In these days the teachings of the priest-magician Dathanja had started a new vogue in certain quarters of the earth. His creed, both cosmic and precise, had a flexible simplicity which, usually, was soon harnessed and complicated by his devotees, or those who had picked up some smattering. The young nomads had, not one of them, ever seen him, or heard his parables first hand. They had come to a grasp of the physical liberty he conveyed and to the wandering and mostly possessionless state he typified. Too, they had some kindness, creativity and healing to impart, and did so, while none of them had ever committed evil, or—more to the point—ever feared evil. Yet their souls were younger than the soul of Dathanja, which had lived in any case two lives in one.
The leader of this group bore the name Zhoreb. Like Dathanja himself, he was dark of hair and brow, a fact Zhoreb had not failed to notice. Beside that he was tawny from the sun, with eyes the shade of some inundating river. He walked with the courage and pride which health and intelligence may bestow, and his comrades followed him gladly, as pleased by his qualities as by their own.
They went where the land itself led them. Finding a hill, they would climb, a valley—descend. Coming on the remnant of a road in the sand, they took it.
By day they strode, resting only at the sharp peak of noon, where they could in the umbra of a rock or tree, or else merely under their own mantles.
When night closed earth and sky, they made a fire, for they gathered dry plants and husks as they came on them, and sat under the vast arch of desert heaven packed with fruiting stars and a moon near and huge as a cartwheel, but shadowed like a skull. Here they drank hoarded water and ate such eatable stuff as had been found, while the eerie hymns of animals arose for miles about on every side.

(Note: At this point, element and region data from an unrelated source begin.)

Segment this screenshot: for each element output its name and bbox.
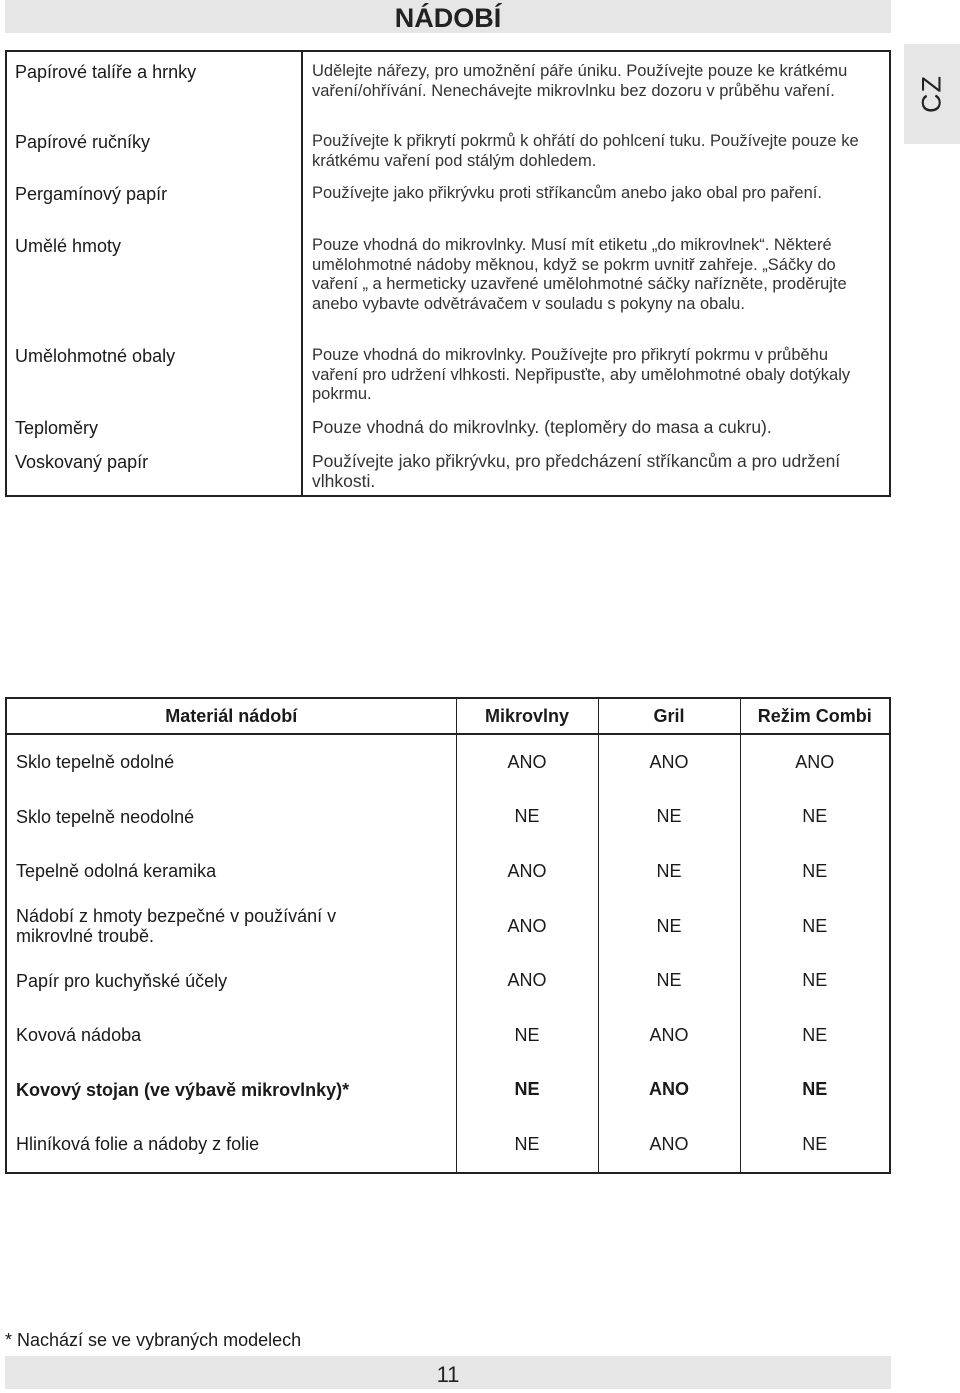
cell-material: Kovová nádoba <box>6 1008 456 1063</box>
usage-table-divider <box>301 52 303 495</box>
cell-microwave: ANO <box>456 734 598 790</box>
cell-microwave: ANO <box>456 899 598 954</box>
footer-bar <box>5 1356 891 1389</box>
table-row <box>6 899 890 954</box>
cell-combi: NE <box>740 953 890 1008</box>
page-title: NÁDOBÍ <box>394 3 502 33</box>
language-tab <box>904 44 960 144</box>
cell-material: Papír pro kuchyňské účely <box>6 953 456 1008</box>
cell-microwave: NE <box>456 1008 598 1063</box>
cell-combi: NE <box>740 844 890 899</box>
table-row <box>6 953 890 1008</box>
cell-microwave: NE <box>456 1063 598 1118</box>
cell-material: Nádobí z hmoty bezpečné v používání v mikrovlné troubě. <box>6 899 456 954</box>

Then they told each other stories, and mused on the reality (or otherwise) of life and the world. And sometimes, being young and high-spirited, they ran races or performed acrobatic feats, or played at other competitions of skill both physical and cerebral.
At the third dusk in the desert, as they were settling themselves by the decayed road under a tree of only seven leaves, one of the company remarked, “See, Zhoreb, there is a fellow traveler.”
Then Zhoreb got to his feet again, and looked away over the ashy dunes. And sure enough, against a rising moon, one came toward them.
“He is clad all in black. Yet,” declared the young man who had spoken formerly, “he
has no priestly look to him.”
“His hair is blacker than the night. Are those the stars themselves caught in his cloak?”
“The cloak beats slowly, like two wings of an eagle.”
“Perhaps,” said Zhoreb, “a mage.”
“And listen,” whispered another, “how quiet the desert has grown. As if the wolverines and jackals held their breath to hear—”
“Sir,” called Zhoreb boldly, “you are welcome to join us at our fire. We have little to eat, but will gladly share with you what we have.”
The figure paused a short distance from the road. The moon now stood behind his head, making his face difficult to discern, but for the somber flash of two black eyes. Black as the eyes of Dathanja they were, and much blacker.
“Since you invite me so courteously,” said the stranger, “I will sit down with you. For your food, another feast awaits me where I am going before sunrise. I will not, therefore, trouble yours.”
His voice was so thrilling, so melodious, and held such extraordinary power, that even Zhoreb hesitated at it. But one of the band, the youngest of them maybe, broke into a merry laugh. “Why, here is a boaster! Pray tell us, sir, where in all this wilderness and night do you intend to feast?”
Just then the stranger moved and stepped onto the road. The fire caught him in a glass of gold. He had the beauty and the presence of a king, or that a king should have. And all the night was his, no wonder it fell silent at his approach, or sought to feast him.